かしゃさに 手を動かす。さき、とはさみの音がして、髪の束が床に落ちる。その動作をさっきからずっと繰り返している。
切り落とされた髪は床に流水を描き、まるで何かの生き物のようにも見えた。変なもん憑いてないだろうな、とちらりと頭の隅で考える。髪って人の怨念とか憑きやすいし。まあ、それならこうして切り落とすのは正解なんだけど。
「火車切、髪切ってくれない?」
陽も傾いてきた黄昏時、今日の仕事ももう終わりだという頃、主が唐突にそんなことを言い出した。
「は? 何で俺が……」
意味わかんない。言いかけた言葉を奪うように、主が重ねて言う。
「失恋したから髪切りたいの」
ますます意味がわからなかった。それとこれと何の関係があるというのか。
俺の言いたいことを察知したのか、主はそういうもんなの、と説明になってない説明をした。何、そういうもんって。
言いたいことは色々あったけど、それをひとつひとつ伝えるのも面倒だったし、言ったところで退いてくれそうな気配もない。
「……貸して、それ」
主に向けて手を出すと、髪を切るためのはさみが手渡された。刃物が刃物を使って主の一部を切り落とすなんて変な話だ。
「俺、人の髪切ったことないよ」
「わかってる」
「どうなってもいいの」
「いいよ。好きにして」
そういう意図はないんだろうけど、あまりに迂闊すぎる発言にため息をつきたくなった。簡単に自分の身を委ねすぎだろ。主にとっての俺がどういう存在なのかを改めて思い知らされたような気分だ。
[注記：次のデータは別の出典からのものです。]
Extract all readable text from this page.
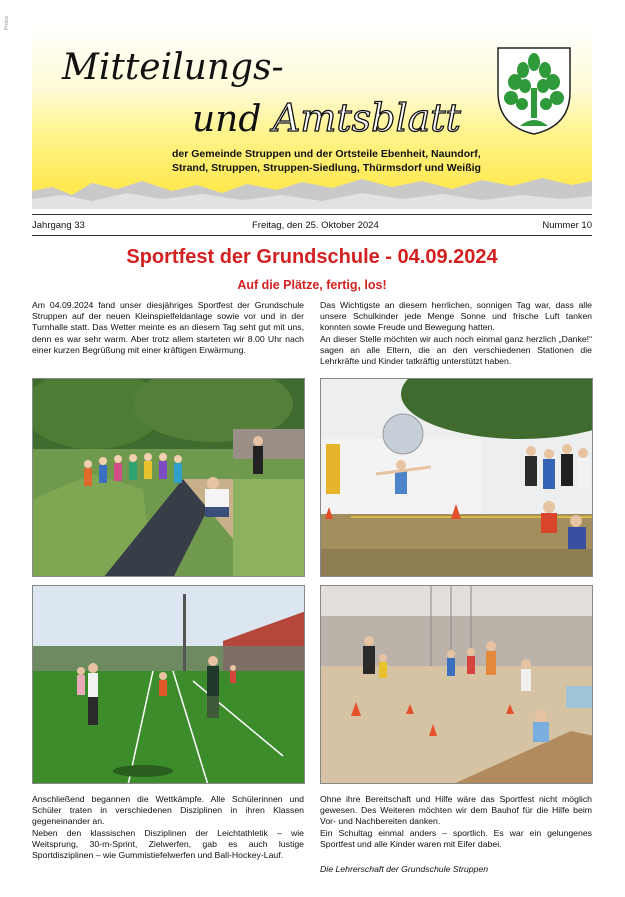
Probe
Mitteilungs-
und Amtsblatt
der Gemeinde Struppen und der Ortsteile Ebenheit, Naundorf,
Strand, Struppen, Struppen-Siedlung, Thürmsdorf und Weißig
Jahrgang 33	Freitag, den 25. Oktober 2024	Nummer 10
Sportfest der Grundschule - 04.09.2024
Auf die Plätze, fertig, los!
Am 04.09.2024 fand unser diesjähriges Sportfest der Grundschule Struppen auf der neuen Kleinspielfeldanlage sowie vor und in der Turnhalle statt. Das Wetter meinte es an diesem Tag seht gut mit uns, denn es war sehr warm. Aber trotz allem starteten wir 8.00 Uhr nach einer kurzen Begrüßung mit einer kräftigen Erwärmung.
Das Wichtigste an diesem herrlichen, sonnigen Tag war, dass alle unsere Schulkinder jede Menge Sonne und frische Luft tanken konnten sowie Freude und Bewegung hatten.
An dieser Stelle möchten wir auch noch einmal ganz herzlich „Danke!“ sagen an alle Eltern, die an den verschiedenen Stationen die Lehrkräfte und Kinder tatkräftig unterstützt haben.
Anschließend begannen die Wettkämpfe. Alle Schülerinnen und Schüler traten in verschiedenen Disziplinen in ihren Klassen gegeneinander an.
Neben den klassischen Disziplinen der Leichtathletik – wie Weitsprung, 30-m-Sprint, Zielwerfen, gab es auch lustige Sportdisziplinen – wie Gummistiefelwerfen und Ball-Hockey-Lauf.
Ohne ihre Bereitschaft und Hilfe wäre das Sportfest nicht möglich gewesen. Des Weiteren möchten wir dem Bauhof für die Hilfe beim Vor- und Nachbereiten danken.
Ein Schultag einmal anders – sportlich. Es war ein gelungenes Sportfest und alle Kinder waren mit Eifer dabei.
Die Lehrerschaft der Grundschule Struppen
失恋したの。そう言われて俺が何を考えてるかなんて、この主は知らないに違いない。それほどに、主の俺に対する態度は呑気だった。
「未練」
「ん?」
「ある? 別れた男」
「ないない。別れた理由、相手の浮気だし。もう最悪よ」
「ふーん」
そのわりには寂しそうな顔をしていると思ったが、口に出しては言わない。どこの誰とも知らない男と別れて寂しそうな顔をしているなんて、わざわざ指摘してやる必要はなかった。
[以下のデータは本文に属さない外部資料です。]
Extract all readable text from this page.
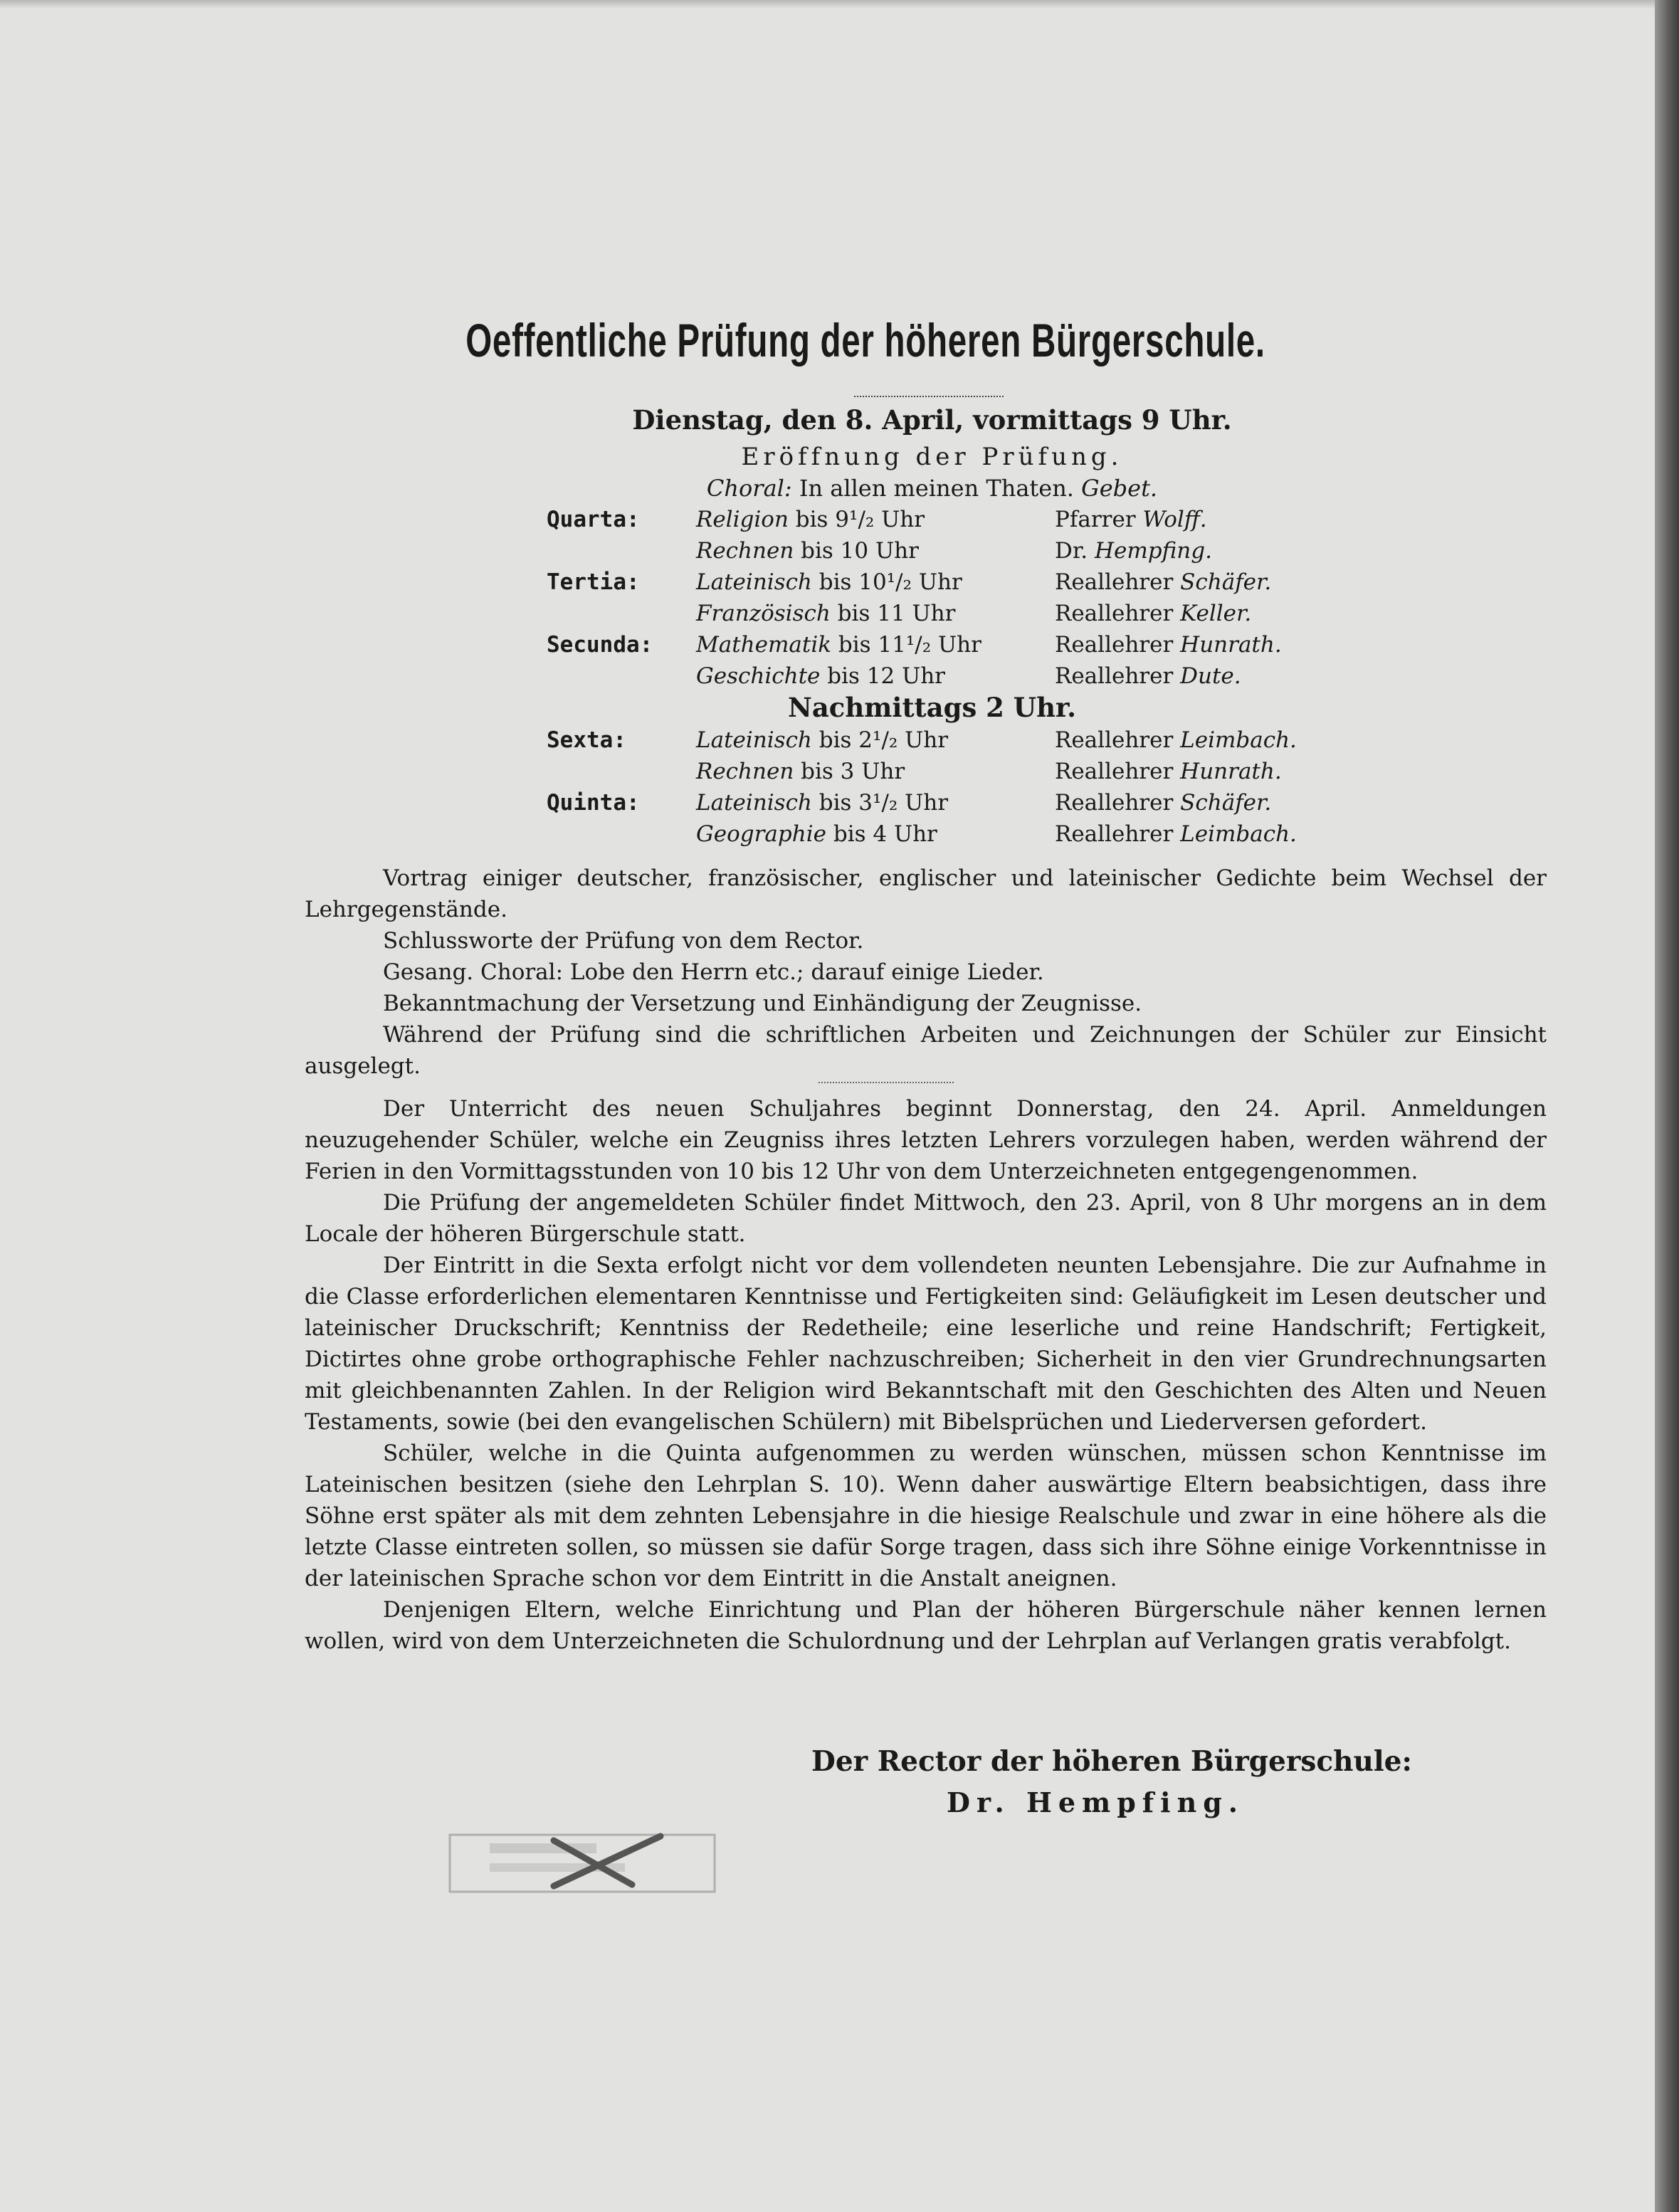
Oeffentliche Prüfung der höheren Bürgerschule.
Dienstag, den 8. April, vormittags 9 Uhr.
Eröffnung der Prüfung.
Choral: In allen meinen Thaten. Gebet.
Quarta:	Religion bis 9¹/₂ Uhr	Pfarrer Wolff.
Rechnen bis 10 Uhr	Dr. Hempfing.
Tertia:	Lateinisch bis 10¹/₂ Uhr	Reallehrer Schäfer.
Französisch bis 11 Uhr	Reallehrer Keller.
Secunda: Mathematik bis 11¹/₂ Uhr	Reallehrer Hunrath.
Geschichte bis 12 Uhr	Reallehrer Dute.
Nachmittags 2 Uhr.
Sexta:	Lateinisch bis 2¹/₂ Uhr	Reallehrer Leimbach.
Rechnen bis 3 Uhr	Reallehrer Hunrath.
Quinta:	Lateinisch bis 3¹/₂ Uhr	Reallehrer Schäfer.
Geographie bis 4 Uhr	Reallehrer Leimbach.

Vortrag einiger deutscher, französischer, englischer und lateinischer Gedichte beim Wechsel der Lehrgegenstände.

Schlussworte der Prüfung von dem Rector.

Gesang. Choral: Lobe den Herrn etc.; darauf einige Lieder.

Bekanntmachung der Versetzung und Einhändigung der Zeugnisse.

Während der Prüfung sind die schriftlichen Arbeiten und Zeichnungen der Schüler zur Einsicht ausgelegt.

Der Unterricht des neuen Schuljahres beginnt Donnerstag, den 24. April. Anmeldungen neuzugehender Schüler, welche ein Zeugniss ihres letzten Lehrers vorzulegen haben, werden während der Ferien in den Vormittagsstunden von 10 bis 12 Uhr von dem Unterzeichneten entgegengenommen.

Die Prüfung der angemeldeten Schüler findet Mittwoch, den 23. April, von 8 Uhr morgens an in dem Locale der höheren Bürgerschule statt.

Der Eintritt in die Sexta erfolgt nicht vor dem vollendeten neunten Lebensjahre. Die zur Aufnahme in die Classe erforderlichen elementaren Kenntnisse und Fertigkeiten sind: Geläufigkeit im Lesen deutscher und lateinischer Druckschrift; Kenntniss der Redetheile; eine leserliche und reine Handschrift; Fertigkeit, Dictirtes ohne grobe orthographische Fehler nachzuschreiben; Sicherheit in den vier Grundrechnungsarten mit gleichbenannten Zahlen. In der Religion wird Bekanntschaft mit den Geschichten des Alten und Neuen Testaments, sowie (bei den evangelischen Schülern) mit Bibelsprüchen und Liederversen gefordert.

Schüler, welche in die Quinta aufgenommen zu werden wünschen, müssen schon Kenntnisse im Lateinischen besitzen (siehe den Lehrplan S. 10). Wenn daher auswärtige Eltern beabsichtigen, dass ihre Söhne erst später als mit dem zehnten Lebensjahre in die hiesige Realschule und zwar in eine höhere als die letzte Classe eintreten sollen, so müssen sie dafür Sorge tragen, dass sich ihre Söhne einige Vorkenntnisse in der lateinischen Sprache schon vor dem Eintritt in die Anstalt aneignen.

Denjenigen Eltern, welche Einrichtung und Plan der höheren Bürgerschule näher kennen lernen wollen, wird von dem Unterzeichneten die Schulordnung und der Lehrplan auf Verlangen gratis verabfolgt.

Der Rector der höheren Bürgerschule:
Dr. Hempfing.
主は惚れっぽい。ふらふらとすぐに男に惚れる。そのくせ、俺たちの誰にも惚れることがなかった。主が好きになるのは同業者だったり万屋の店員だったり全く関係ない奴だったり色々だが、とにかくいつも人間の男だ。
「あのさ」
はさみを動かす。また少し、髪が切り離されて床に落ちた。